Partial dependence for two features

We will continue to provide some examples and a brief analysis of two feature PD plots, including a combination of two numerical features, two categorical features, and one numerical & one categorical. As we will see, 2-way PD plots helps us understand and visualize feature intereactions.

[15]:

features = [
(feature_names.index('temp'), feature_names.index('windspeed')),
(feature_names.index('mnth'), feature_names.index('weathersit')),
(feature_names.index('season'), feature_names.index('temp'))
]

[16]:

# compute explanations
exp = explainer.explain(X=X_train,
features=features,
kind='average',
grid_resolution=25)

[17]:

# plot partial dependece curves
plot_pd(exp=exp,
n_cols=2,
fig_kw={'figheight': 10, 'figwidth': 10});


From the interaction plot between the temperature and wind speed, we can observe that between $$-5$$ and about $$12^\circ C$$, the wind speed does not influence the average prediction that much. This can be deduced from the vertical strips of similar values restricted to the feature values domain of the reference dataset. The global trend is such that no matter the wind speed, the number of rented bikes increases with the temperature. As the temperature increases over $$12^\circ C$$ and stays below $$30^\circ C$$, we can observe that the wind speed starts to become more relevant for the model’s prediction. We note that the number of rented bikes stays high until the wind speed surpasses the value of approximately $$18 \text{km/h}$$, after which it starts dropping. This suggests that for relatively warm weather, the number of rentals increases as long as the wind is not too rough. Finally, we can observe that for extremely hot weather, the number of rentals drops again with the temperature.

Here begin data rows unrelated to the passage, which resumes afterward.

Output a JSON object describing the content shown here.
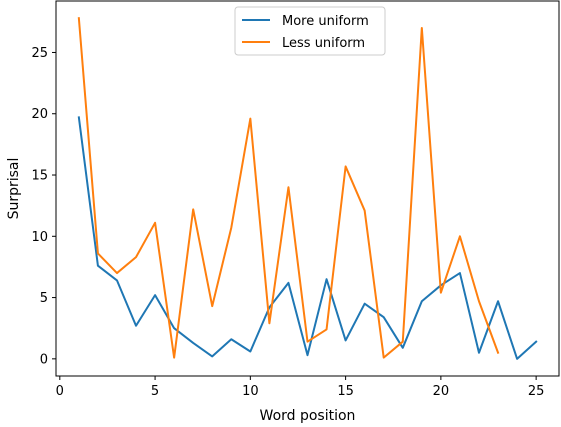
{
  "chart_data": {
    "type": "line",
    "title": "",
    "xlabel": "Word position",
    "ylabel": "Surprisal",
    "xlim": [
      -0.2,
      26.2
    ],
    "ylim": [
      -1.4,
      29.2
    ],
    "xticks": [
      0,
      5,
      10,
      15,
      20,
      25
    ],
    "yticks": [
      0,
      5,
      10,
      15,
      20,
      25
    ],
    "grid": false,
    "legend_position": "top-center",
    "series": [
      {
        "name": "More uniform",
        "color": "#1f77b4",
        "x": [
          1,
          2,
          3,
          4,
          5,
          6,
          7,
          8,
          9,
          10,
          11,
          12,
          13,
          14,
          15,
          16,
          17,
          18,
          19,
          20,
          21,
          22,
          23,
          24,
          25
        ],
        "y": [
          19.7,
          7.6,
          6.4,
          2.7,
          5.2,
          2.5,
          1.3,
          0.2,
          1.6,
          0.6,
          4.2,
          6.2,
          0.3,
          6.5,
          1.5,
          4.5,
          3.4,
          0.9,
          4.7,
          6.0,
          7.0,
          0.5,
          4.7,
          0.0,
          1.4
        ]
      },
      {
        "name": "Less uniform",
        "color": "#ff7f0e",
        "x": [
          1,
          2,
          3,
          4,
          5,
          6,
          7,
          8,
          9,
          10,
          11,
          12,
          13,
          14,
          15,
          16,
          17,
          18,
          19,
          20,
          21,
          22,
          23
        ],
        "y": [
          27.8,
          8.6,
          7.0,
          8.3,
          11.1,
          0.1,
          12.2,
          4.3,
          10.7,
          19.6,
          2.9,
          14.0,
          1.4,
          2.4,
          15.7,
          12.1,
          0.1,
          1.4,
          27.0,
          5.4,
          10.0,
          4.7,
          0.5
        ]
      }
    ]
  }
}
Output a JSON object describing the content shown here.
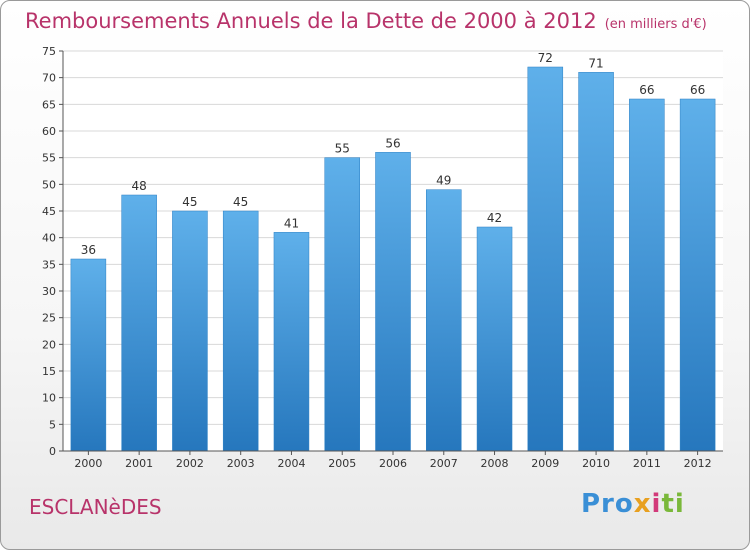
{
  "chart_data": {
    "type": "bar",
    "title": "Remboursements Annuels de la Dette de 2000 à 2012",
    "subtitle": "(en milliers d'€)",
    "categories": [
      "2000",
      "2001",
      "2002",
      "2003",
      "2004",
      "2005",
      "2006",
      "2007",
      "2008",
      "2009",
      "2010",
      "2011",
      "2012"
    ],
    "values": [
      36,
      48,
      45,
      45,
      41,
      55,
      56,
      49,
      42,
      72,
      71,
      66,
      66
    ],
    "ylim": [
      0,
      75
    ],
    "yticks": [
      0,
      5,
      10,
      15,
      20,
      25,
      30,
      35,
      40,
      45,
      50,
      55,
      60,
      65,
      70,
      75
    ],
    "grid": true,
    "bar_color": "#5aabe4",
    "bar_color_dark": "#2a7fc4"
  },
  "footer": {
    "commune": "ESCLANèDES",
    "logo_parts": [
      "Pro",
      "x",
      "i",
      "ti"
    ]
  },
  "colors": {
    "title": "#b8336a"
  }
}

By inspecting the weather situation against the month, interestingly, we can observe the rental prediction is influenced by the weather situation and not by the calendar month. As the weather deteriorates, the rentals drop, independent of the calendar month.

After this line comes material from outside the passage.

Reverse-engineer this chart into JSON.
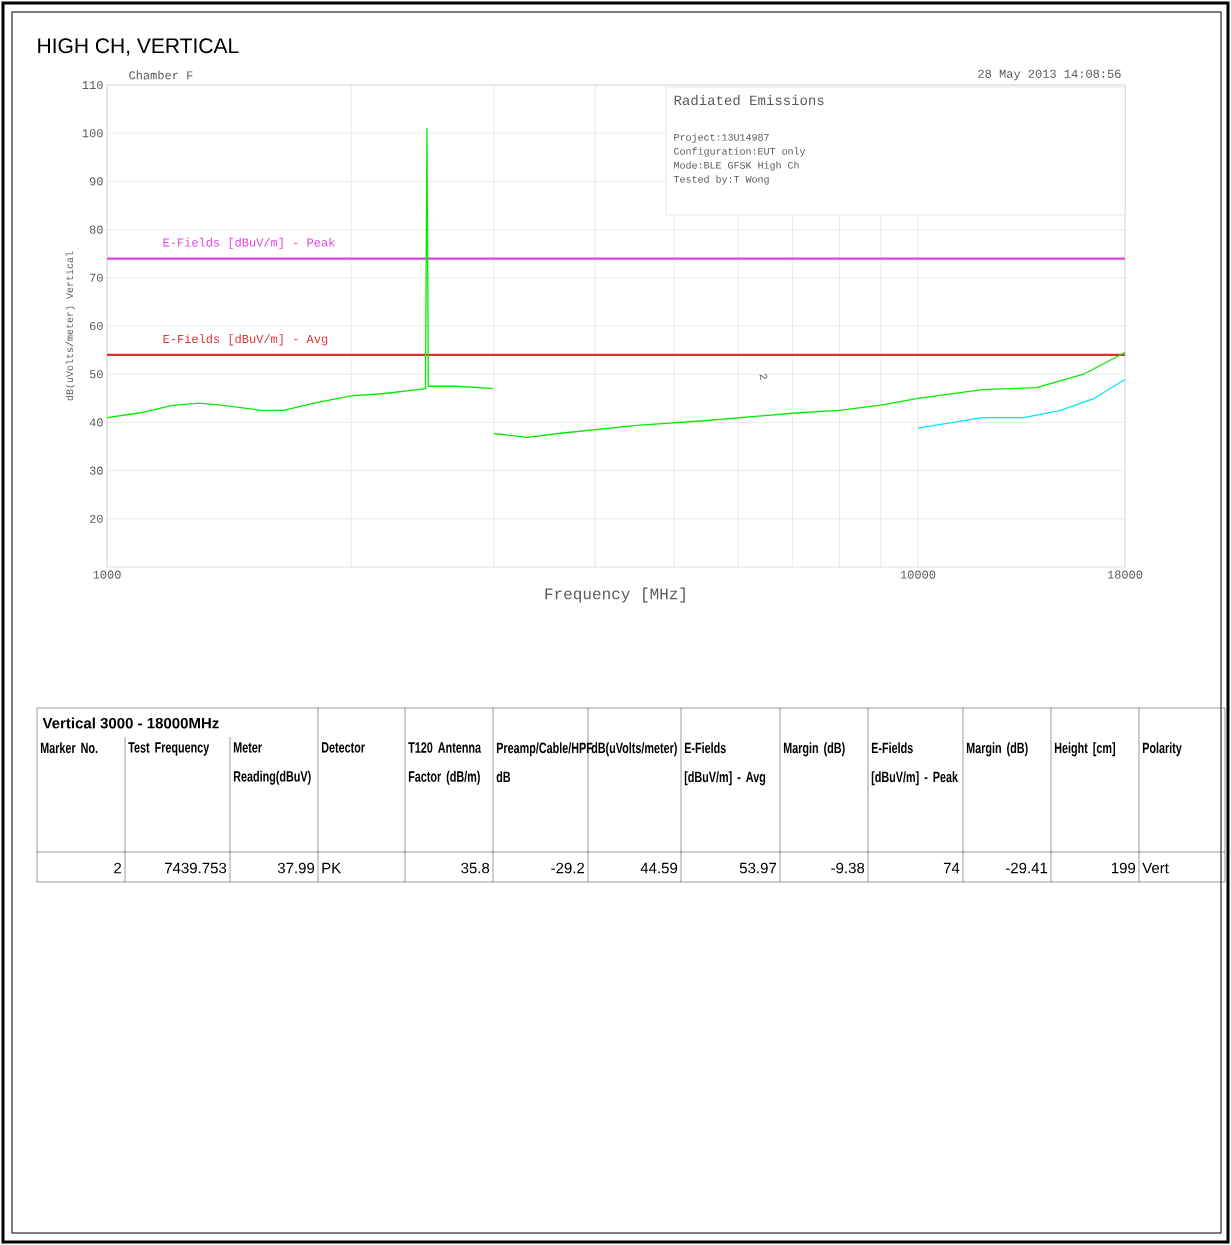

A similar situation can be observed in the plot of temperature against the season. Something that we’ve seen before is that the number of predicted rentals seems to be independent of the season and only depends on the temperature outside. As we have mentioned before, as the temperature increases, the number of rentals seems to increase till it reaches $$17^\circ C$$. Then it flattens at a high number until the weather becomes too hot (i.e. approx. $$27^\circ C$$), after which it starts dropping again.

References

[1] Fanaee-T, Hadi, and Gama, Joao, ‘Event labeling combining ensemble detectors and background knowledge’, Progress in Artificial Intelligence (2013): pp. 1-15, Springer Berlin Heidelberg.

[2] Molnar, Christoph. Interpretable machine learning. Lulu. com, 2020.